The Nickel Plate Road’s major components were all in place by 1949.
The Nickel Plate, formally the New York, Chicago & St. Louis Railway, was conceived in 1881 as a Buffalo-Chicago project to compete with the parallel Lake Shore & Michigan Southern (later New York Central) of William H. Vanderbilt. To thwart rival Jay Gould, Vanderbilt bought the road, which had gained the nickname “Nickel Plate,” the origin of which is imprecise, either from an Ohio newspaper reference or pronunciation of its initials, maybe both. Cleveland’s Van Sweringen brothers bought out New York Central’s interest in 1916.
A second component, the Lake Erie & Western, dated from 1879. It linked Fremont, Ohio (later Sandusky, on Lake Erie), with Bloomington, Ill. (later extended to Peoria). LE&W would add north-south lines linking Michigan City, Ind., with Indianapolis, and Fort Wayne with Connersville and Rushville, Ind.
The so-called Clover Leaf opened as a 3-foot-gauge line in western Ohio that was caught up in the narrow-gauge frenzy of the 1870s, ultimately with a proposal for a Toledo-Mexico City line. It got as far west as East St. Louis in 1883, but the company soon collapsed. Discovery of on-line gas and oil resuscitated it, and the railroad was standard-gauged during 1887-89, east of Frankfort, Ind., and then west of there. In 1900 it was reorganized as the Toledo, St. Louis & Western and adopted a three-leaf clover as its emblem, hence the nickname.
The Nickel Plate, Lake Erie & Western, and Clover Leaf were consolidated in 1923 as the New York, Chicago & St. Louis Railroad, still popularly the Nickel Plate, and that entity lasted 41 years. In 1949 the fourth principal NKP component was added with its acquisition of the Wheeling & Lake Erie, which dated from 1871 and linked Wheeling, W.Va., with Toledo and had branches to Ohio coal-mining areas and Lake Erie ports.
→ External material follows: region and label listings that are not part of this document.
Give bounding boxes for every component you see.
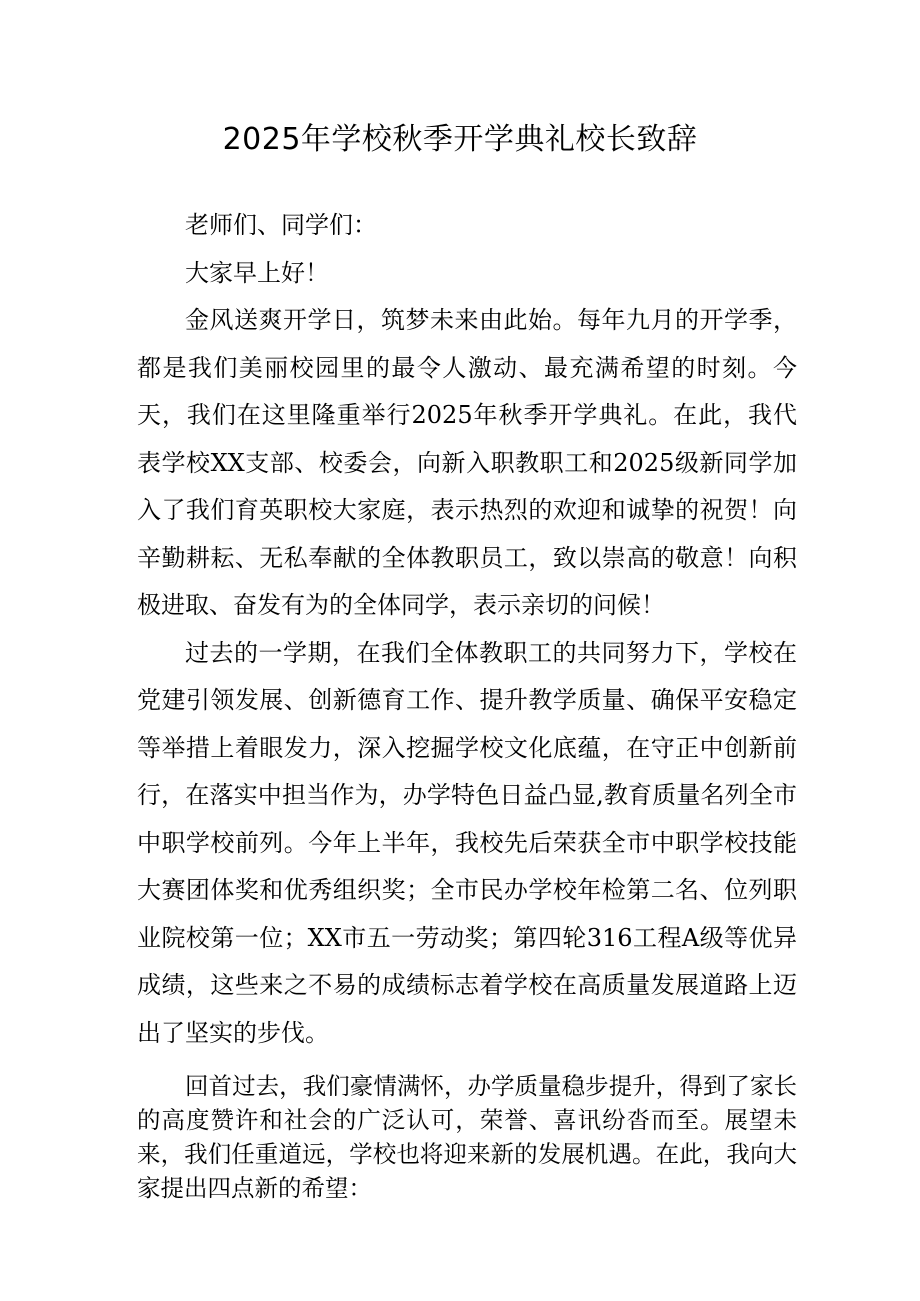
salutation: 老师们、同学们： <box>185 211 377 239</box>
paragraph-outlook: 回首过去，我们豪情满怀，办学质量稳步提升，得到了家长的高度赞许和社会的广泛认可，荣誉、喜讯纷沓而至。展望未来，我们任重道远，学校也将迎来新的发展机遇。在此，我向大家提出四点新的希望： <box>137 1072 797 1202</box>
document-body <box>137 202 797 1205</box>
paragraph-opening: 金风送爽开学日，筑梦未来由此始。每年九月的开学季，都是我们美丽校园里的最令人激动、最充满希望的时刻。今天，我们在这里隆重举行2025年秋季开学典礼。在此，我代表学校XX支部、校委会，向新入职教职工和2025级新同学加入了我们育英职校大家庭，表示热烈的欢迎和诚挚的祝贺！向辛勤耕耘、无私奉献的全体教职员工，致以崇高的敬意！向积极进取、奋发有为的全体同学，表示亲切的问候！ <box>137 306 797 619</box>
paragraph-achievements: 过去的一学期，在我们全体教职工的共同努力下，学校在党建引领发展、创新德育工作、提升教学质量、确保平安稳定等举措上着眼发力，深入挖掘学校文化底蕴，在守正中创新前行，在落实中担当作为，办学特色日益凸显,教育质量名列全市中职学校前列。今年上半年，我校先后荣获全市中职学校技能大赛团体奖和优秀组织奖；全市民办学校年检第二名、位列职业院校第一位；XX市五一劳动奖；第四轮316工程A级等优异成绩，这些来之不易的成绩标志着学校在高质量发展道路上迈出了坚实的步伐。 <box>137 638 797 1047</box>
document-title: 2025年学校秋季开学典礼校长致辞 <box>222 122 698 157</box>
greeting: 大家早上好！ <box>185 258 329 287</box>
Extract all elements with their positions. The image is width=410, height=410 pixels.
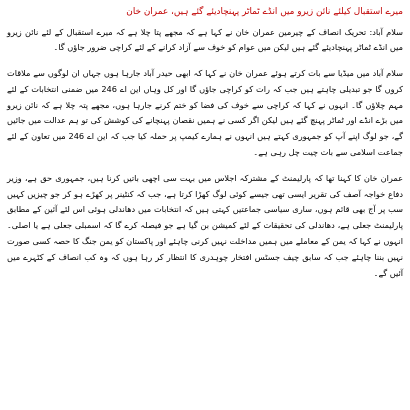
- article-paragraph-3: [7, 171, 403, 282]
- paragraph-3-text: عمران خان کا کہنا تھا کہ پارلیمنٹ کے مشترکہ اجلاس میں بہت سی اچھی باتیں کرنا ہیں، جمہوری حق ہے، وزیر دفاع خواجہ آصف کی تقریر ایسی تھی جیسے کوئی لوگ کھڑا کرتا ہے، جب کہ کنٹینر پر کھڑے ہو کر جو چیزیں کہیں سب پر آج بھی قائم ہوں، ساری سیاسی جماعتیں کہتی ہیں کہ انتخابات میں دھاندلی ہوئی اس لئے آئین کے مطابق پارلیمنٹ جعلی ہے، دھاندلی کی تحقیقات کے لئے کمیشن بن گیا ہے جو فیصلہ کرے گا کہ اسمبلی جعلی ہے یا اصلی۔ انہوں نے کہا کہ یمن کے معاملے میں ہمیں مداخلت نہیں کرنی چاہئے اور پاکستان کو یمن جنگ کا حصہ کسی صورت نہیں بننا چاہئے جب کہ سابق چیف جسٹس افتخار چوہدری کا انتظار کر رہا ہوں کہ وہ کب انصاف کے کٹہرے میں آئیں گے۔: [7, 172, 403, 278]
- paragraph-1-text: سلام آباد: تحریک انصاف کے چیرمین عمران خان نے کہا ہے کہ مجھے پتا چلا ہے کہ میرے استقبال کے لئے نائن زیرو میں انڈے ٹماٹر پہنچادیئے گئے ہیں لیکن میں عوام کو خوف سے آزاد کرانے کے لئے کراچی ضرور جاؤں گا۔: [7, 26, 403, 53]
- article-paragraph-1: [7, 25, 403, 57]
- paragraph-2-text: سلام آباد میں میڈیا سے بات کرتے ہوئے عمران خان نے کہا کہ ابھی حیدر آباد جارہا ہوں جہاں ان لوگوں سے ملاقات کروں گا جو تبدیلی چاہتے ہیں جب کہ رات کو کراچی جاؤں گا اور کل وہاں این اے 246 میں ضمنی انتخابات کے لئے مہم چلاؤں گا۔ انہوں نے کہا کہ کراچی سے خوف کی فضا کو ختم کرنے جارہا ہوں، مجھے پتہ چلا ہے کہ نائن زیرو میں بڑے انڈے اور ٹماٹر پہنچ گئے ہیں لیکن اگر کسی نے ہمیں نقصان پہنچانے کی کوشش کی تو ہم عدالت میں جائیں گے، جو لوگ اپنے آپ کو جمہوری کہتے ہیں انہوں نے ہمارے کیمپ پر حملہ کیا جب کہ این اے 246 میں تعاون کے لئے جماعت اسلامی سے بات چیت چل رہی ہے۔: [7, 68, 403, 158]
- article-headline: میرے استقبال کیلئے نائن زیرو میں انڈے ٹماٹر پہنچادیئے گئے ہیں، عمران خان: [126, 7, 403, 17]
- article-paragraph-2: [7, 66, 403, 161]
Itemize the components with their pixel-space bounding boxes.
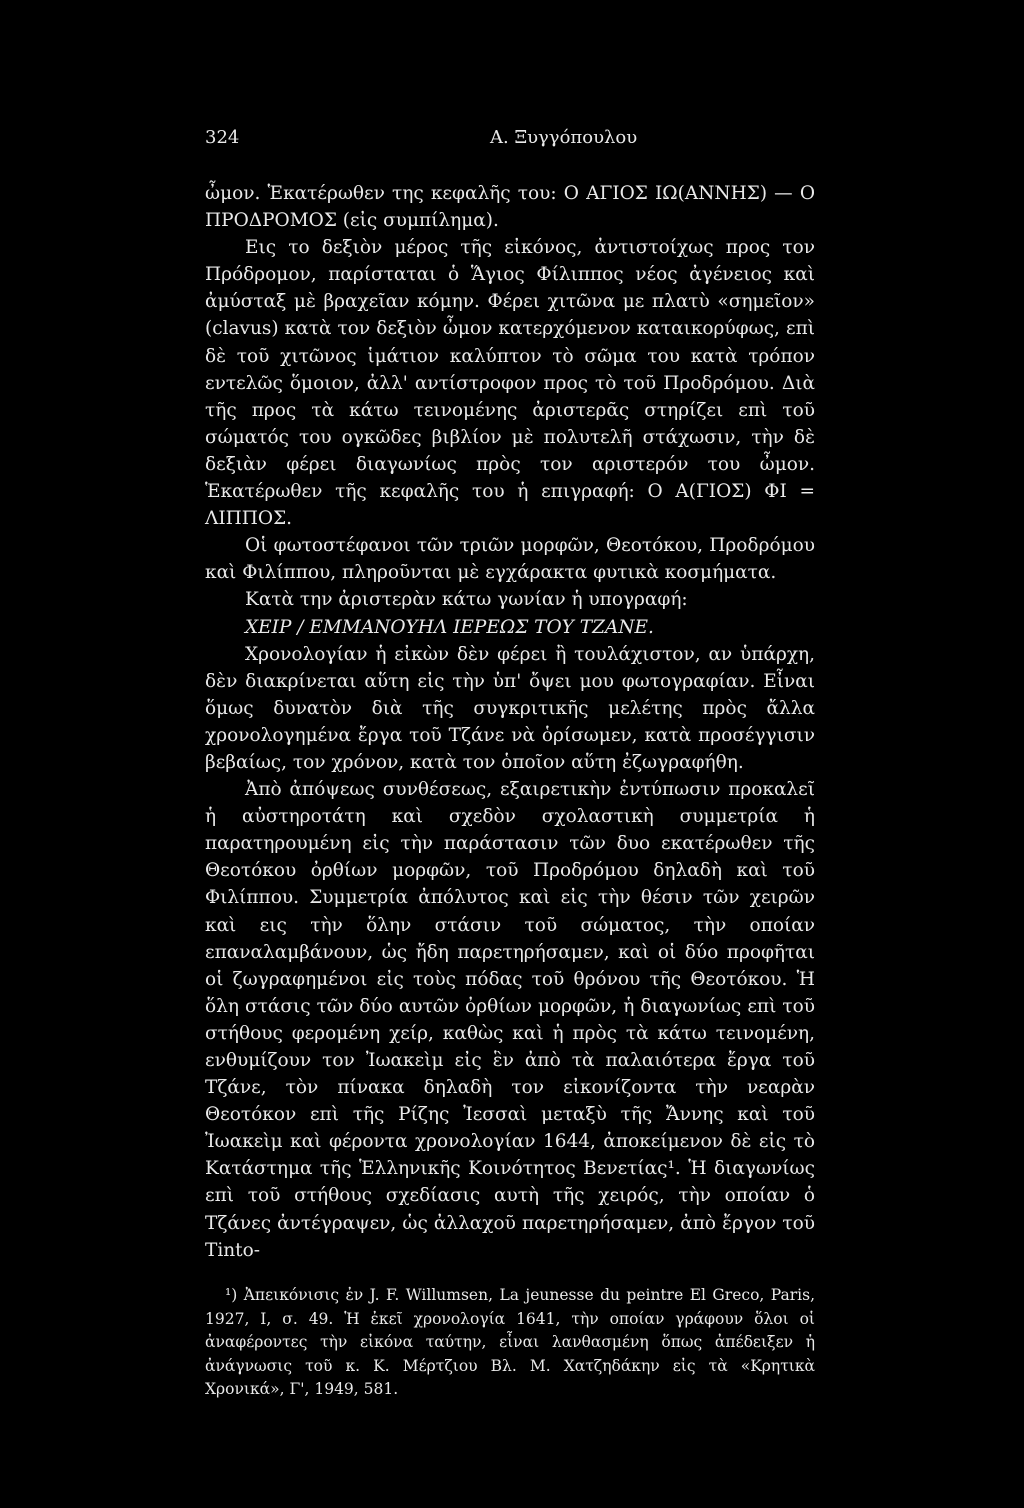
paragraph-1: ὦμον. Ἑκατέρωθεν της κεφαλῆς του: Ο ΑΓΙΟΣ ΙΩ(ΑΝΝΗΣ) — Ο ΠΡΟΔΡΟΜΟΣ (εἰς συμπίλημα). (205, 183, 815, 232)
running-title: Α. Ξυγγόπουλου (490, 127, 638, 148)
paragraph-3: Οἱ φωτοστέφανοι τῶν τριῶν μορφῶν, Θεοτόκου, Προδρόμου καὶ Φιλίππου, πληροῦνται μὲ εγχάρακτα φυτικὰ κοσμήματα. (205, 535, 815, 584)
paragraph-4: Κατὰ την ἀριστερὰν κάτω γωνίαν ἡ υπογραφή: (245, 589, 688, 611)
page-number: 324 (205, 127, 240, 148)
paragraph-5: Χρονολογίαν ἡ εἰκὼν δὲν φέρει ἢ τουλάχιστον, αν ὑπάρχη, δὲν διακρίνεται αὕτη εἰς τὴν ὑπ' ὄψει μου φωτογραφίαν. Εἶναι ὅμως δυνατὸν διὰ τῆς συγκριτικῆς μελέτης πρὸς ἄλλα χρονολογημένα ἔργα τοῦ Τζάνε νὰ ὁρίσωμεν, κατὰ προσέγγισιν βεβαίως, τον χρόνον, κατὰ τον ὁποῖον αὕτη ἐζωγραφήθη. (205, 643, 815, 773)
footnote-1: ¹) Ἀπεικόνισις ἐν J. F. Willumsen, La jeunesse du peintre El Greco, Paris, 1927, I, σ. 49. Ἡ ἐκεῖ χρονολογία 1641, τὴν οποίαν γράφουν ὅλοι οἱ ἀναφέροντες τὴν εἰκόνα ταύτην, εἶναι λανθασμένη ὅπως ἀπέδειξεν ἡ ἀνάγνωσις τοῦ κ. Κ. Μέρτζιου Βλ. Μ. Χατζηδάκην εἰς τὰ «Κρητικὰ Χρονικά», Γ', 1949, 581. (205, 1286, 815, 1398)
running-head (205, 126, 815, 150)
body-text (205, 180, 815, 1264)
footnotes (205, 1284, 815, 1402)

Today, the original Buffalo-Chicago NKP is still important to Norfolk Southern, as is much of the old LE&W. However, some of the Nickel Plate Road’s major components are no longer integral to the road’s successor. The Clover Leaf is mostly either abandoned or sold to short lines, while the W&LE became a successful new regional of the same name after 1989, when NS spun it off along with lines of two other former small Class I railroads, the Akron, Canton & Youngstown and the Pittsburgh & West Virginia.